The report, being released at a Senate hearing Thursday, said the moratorium imposed after the BP oil spill might have temporarily cost 8,000 to 12,000 jobs on oil rigs and elsewhere. But it found no net job loss in the region, thanks in part to a big hiring push for cleanup crews and massive spending by BP on the recovery effort.
The scenario is far rosier than described in some previous reports, including an Interior Department estimate over the summer that said there could be 23,000 jobs lost from the moratorium.
The new report said other surveys, including the one by Interior, measured worst-case scenarios that never came to pass. Instead, the report said, the majority of rig workers have kept their jobs during the moratorium as the oil industry used the opportunity to repair rigs or kept skilled workers employed in anticipation that deepwater drilling would resume.
"Contrary to the worst-case assumptions in prior studies, many deepwater drilling operators and contractors have kept most of their employees on payroll," states the interagency report, which was to be presented to Sen. Mary Landrieu, D-La., a lead critic of the moratorium, at a hearing of the Senate Small Business Committee she chairs.

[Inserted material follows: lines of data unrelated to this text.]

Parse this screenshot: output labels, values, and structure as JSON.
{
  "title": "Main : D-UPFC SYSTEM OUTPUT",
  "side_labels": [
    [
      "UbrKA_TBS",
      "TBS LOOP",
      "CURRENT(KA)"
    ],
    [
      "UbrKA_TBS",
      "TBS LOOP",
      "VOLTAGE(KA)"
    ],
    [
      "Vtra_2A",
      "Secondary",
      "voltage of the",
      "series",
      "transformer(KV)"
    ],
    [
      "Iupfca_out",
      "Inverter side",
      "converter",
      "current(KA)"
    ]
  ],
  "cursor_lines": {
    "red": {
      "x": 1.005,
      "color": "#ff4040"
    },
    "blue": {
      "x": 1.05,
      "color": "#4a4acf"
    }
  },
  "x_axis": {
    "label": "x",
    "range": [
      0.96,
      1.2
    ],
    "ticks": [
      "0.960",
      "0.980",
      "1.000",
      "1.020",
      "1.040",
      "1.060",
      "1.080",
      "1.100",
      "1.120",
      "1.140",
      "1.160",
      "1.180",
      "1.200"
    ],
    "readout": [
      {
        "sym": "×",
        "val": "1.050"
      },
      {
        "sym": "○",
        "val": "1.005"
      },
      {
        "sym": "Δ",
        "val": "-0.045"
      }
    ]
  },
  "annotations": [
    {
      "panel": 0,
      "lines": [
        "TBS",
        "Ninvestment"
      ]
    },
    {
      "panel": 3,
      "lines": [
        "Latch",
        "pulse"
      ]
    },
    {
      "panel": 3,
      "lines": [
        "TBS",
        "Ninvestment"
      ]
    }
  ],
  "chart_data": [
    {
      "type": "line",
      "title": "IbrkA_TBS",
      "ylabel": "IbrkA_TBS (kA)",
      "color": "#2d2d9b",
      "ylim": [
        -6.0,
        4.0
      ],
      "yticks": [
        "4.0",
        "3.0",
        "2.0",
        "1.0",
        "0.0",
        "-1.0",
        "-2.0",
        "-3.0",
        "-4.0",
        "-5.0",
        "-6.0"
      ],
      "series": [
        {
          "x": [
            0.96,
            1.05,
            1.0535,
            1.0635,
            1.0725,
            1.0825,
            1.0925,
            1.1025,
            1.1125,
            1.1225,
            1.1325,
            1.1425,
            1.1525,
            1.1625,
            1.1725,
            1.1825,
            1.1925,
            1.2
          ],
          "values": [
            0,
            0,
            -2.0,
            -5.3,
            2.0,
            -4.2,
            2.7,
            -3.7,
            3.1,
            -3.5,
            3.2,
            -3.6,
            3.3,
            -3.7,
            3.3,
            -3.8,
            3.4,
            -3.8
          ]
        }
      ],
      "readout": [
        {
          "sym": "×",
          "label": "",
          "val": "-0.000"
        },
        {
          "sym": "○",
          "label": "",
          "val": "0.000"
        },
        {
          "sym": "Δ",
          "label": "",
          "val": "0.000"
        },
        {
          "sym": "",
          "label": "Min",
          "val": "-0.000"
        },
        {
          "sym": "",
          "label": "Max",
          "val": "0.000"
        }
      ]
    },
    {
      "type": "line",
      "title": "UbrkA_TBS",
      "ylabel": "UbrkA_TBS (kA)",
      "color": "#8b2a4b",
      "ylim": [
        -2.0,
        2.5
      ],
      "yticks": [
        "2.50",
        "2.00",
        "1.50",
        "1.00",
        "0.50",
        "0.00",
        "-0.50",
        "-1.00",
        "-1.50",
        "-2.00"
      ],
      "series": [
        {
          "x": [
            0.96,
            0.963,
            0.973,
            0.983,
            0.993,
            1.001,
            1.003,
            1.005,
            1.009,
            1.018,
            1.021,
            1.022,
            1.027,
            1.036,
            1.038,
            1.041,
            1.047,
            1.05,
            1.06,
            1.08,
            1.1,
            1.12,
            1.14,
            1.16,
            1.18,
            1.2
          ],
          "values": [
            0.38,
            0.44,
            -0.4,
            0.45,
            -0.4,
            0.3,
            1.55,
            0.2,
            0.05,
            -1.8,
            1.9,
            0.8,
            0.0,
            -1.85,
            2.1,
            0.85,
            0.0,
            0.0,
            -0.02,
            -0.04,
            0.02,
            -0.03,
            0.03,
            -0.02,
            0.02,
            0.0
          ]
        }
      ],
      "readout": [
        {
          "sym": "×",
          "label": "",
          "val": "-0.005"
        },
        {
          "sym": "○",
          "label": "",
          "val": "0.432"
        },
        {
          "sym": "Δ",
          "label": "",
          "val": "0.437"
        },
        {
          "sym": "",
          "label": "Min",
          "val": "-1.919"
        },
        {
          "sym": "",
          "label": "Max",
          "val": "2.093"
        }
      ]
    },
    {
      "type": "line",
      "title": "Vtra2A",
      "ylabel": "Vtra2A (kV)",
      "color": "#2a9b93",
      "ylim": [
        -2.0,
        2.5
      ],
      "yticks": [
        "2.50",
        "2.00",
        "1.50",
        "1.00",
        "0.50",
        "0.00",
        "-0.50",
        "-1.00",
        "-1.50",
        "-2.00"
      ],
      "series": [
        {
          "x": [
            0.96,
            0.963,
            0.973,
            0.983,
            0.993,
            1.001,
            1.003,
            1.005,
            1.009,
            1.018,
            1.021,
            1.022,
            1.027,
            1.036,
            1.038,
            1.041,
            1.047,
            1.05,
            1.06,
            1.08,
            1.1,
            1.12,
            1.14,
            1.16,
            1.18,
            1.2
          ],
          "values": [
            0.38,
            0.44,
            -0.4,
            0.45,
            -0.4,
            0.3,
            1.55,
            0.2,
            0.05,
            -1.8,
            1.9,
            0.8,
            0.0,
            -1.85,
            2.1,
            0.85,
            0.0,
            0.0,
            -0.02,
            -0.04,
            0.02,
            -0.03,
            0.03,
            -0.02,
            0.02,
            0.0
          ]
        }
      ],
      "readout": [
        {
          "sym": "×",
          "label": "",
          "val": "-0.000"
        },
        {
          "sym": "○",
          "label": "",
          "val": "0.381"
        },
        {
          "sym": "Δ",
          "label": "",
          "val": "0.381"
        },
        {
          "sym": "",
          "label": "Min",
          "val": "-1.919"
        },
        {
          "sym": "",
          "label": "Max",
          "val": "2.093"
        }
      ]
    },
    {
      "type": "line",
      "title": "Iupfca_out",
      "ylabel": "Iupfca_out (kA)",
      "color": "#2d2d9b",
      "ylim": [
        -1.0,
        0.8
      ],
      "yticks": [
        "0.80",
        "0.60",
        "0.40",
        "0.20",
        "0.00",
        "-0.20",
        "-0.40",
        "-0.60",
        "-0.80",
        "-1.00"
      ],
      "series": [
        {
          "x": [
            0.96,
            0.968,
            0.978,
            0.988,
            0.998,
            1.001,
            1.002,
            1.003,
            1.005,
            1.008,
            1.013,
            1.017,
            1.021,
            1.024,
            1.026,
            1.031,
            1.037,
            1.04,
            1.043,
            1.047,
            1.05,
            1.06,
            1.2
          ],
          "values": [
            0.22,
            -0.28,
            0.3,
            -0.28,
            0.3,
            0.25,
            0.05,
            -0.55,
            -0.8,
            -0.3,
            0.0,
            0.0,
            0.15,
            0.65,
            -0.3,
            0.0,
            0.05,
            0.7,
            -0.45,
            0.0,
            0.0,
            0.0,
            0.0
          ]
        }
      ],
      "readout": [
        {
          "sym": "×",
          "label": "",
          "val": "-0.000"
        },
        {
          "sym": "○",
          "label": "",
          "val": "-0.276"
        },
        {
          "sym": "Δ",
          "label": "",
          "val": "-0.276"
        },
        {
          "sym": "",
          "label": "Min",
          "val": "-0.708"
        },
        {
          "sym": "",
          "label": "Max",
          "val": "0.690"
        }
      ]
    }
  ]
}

President Barack Obama imposed the deepwater drilling moratorium in May in the wake of the April 20 oil well blowout that killed 11 workers and spewed more than 200 million gallons of crude into the Gulf before it was capped in mid-July. Meant to allow time to ensure adequate safety and cleanup procedures are in place on other deepwater drilling rigs, the moratorium is scheduled to last through November, although federal officials have indicated it could end before then. It's also being challenged in court.
Officials in Louisiana and elsewhere contend the moratorium is an unnecessary job-killer, but Thursday's report disagreed. It found no greater rise in unemployment in the five Louisiana parishes most affected by the moratorium than elsewhere in the state or nation.
"There is no evidence of declining employment after the moratorium was announced," the report said.
The report focuses narrowly on the moratorium and does not seek to measure wider economic impacts from the oil spill itself — for example, on fishing or tourism.
The report finds a modest impact on oil and natural gas production in the Gulf from the moratorium. Because active wells were allowed to continue to produce — and only wells in the process of being drilled were stopped — production would be delayed but not decreased overall. The report said there would be a reduction of 31,000 barrels a day in the fourth quarter of 2010 and roughly 82,000 barrels a day in 2011 — relatively small numbers compared with overall supplies.
For comparison, the U.S. consumed more than 7 billion barrels of oil in 2008, according to the Energy Information Administration.
The moratorium should not affect the price of oil, the report said.